2023
Cairn
Manuel Charpy, « « Par une main restée inconnue ». Retour sur les écrits séditieux dans le Paris des années 1872-1885 », Revue d'histoire du XIXe siècle, ID : 10670/1.74kila
La surveillance des écrits et placards séditieux dans le Paris des lendemains de la Commune, entre 1872 et 1885, a donné lieu à 2 780 rapports et à l’arrachage et la conservation d’environ 500 documents graphiques. Ces documents, déjà analysés par Céline Braconnier, Susanna Barrows et Philippe Artières, peuvent être lus non seulement comme l’expression politique des Parisiennes et Parisiens mais aussi comme les traces d’une culture visuelle et matérielle populaire. Si les enquêtes policières sont des impasses, les objets graphiques permettent de retrouver une culture populaire de l’écrit et une manière d’exister dans une ville encore en chantier. Pris entre la surveillance des commissaires comme des délateurs et la saturation des affiches commerciales et officielles, les auteurs répètent leurs écrits ou travaillent à une microscopique échelle mais en choisissant avec soin l’emplacement de leurs placards.
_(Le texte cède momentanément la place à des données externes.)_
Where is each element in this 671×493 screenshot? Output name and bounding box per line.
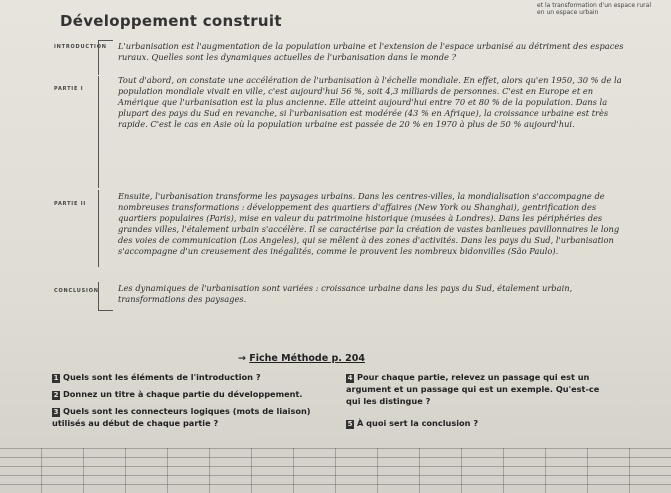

La nature des charbons, craies, crayons et plumes, celle des supports – papiers d’emballage, journaux, bordereaux de télégrammes, etc. – et les manières de les fixer – pastilles de farine, colles de peaux, etc. –, donnent des indices sur les auteurs de ces inscriptions. Les « perruques » inquiètent particulièrement, qu’il s’agisse de tissus brodés sans doute par des femmes, de lettres-pochoirs venues des outils des dockers des douanes et du port de la Bastille, ou de techniques administratives comme la duplication à la gélatine. Tantôt réalisés dans l’urgence, tantôt patiemment dans l’intimité, ces écrits témoignent d’une culture populaire à la fois marquée par une scolarité élémentaire, par une culture typographique modelée par la presse et le commerce, et par une nouvelle culture de la paperasse.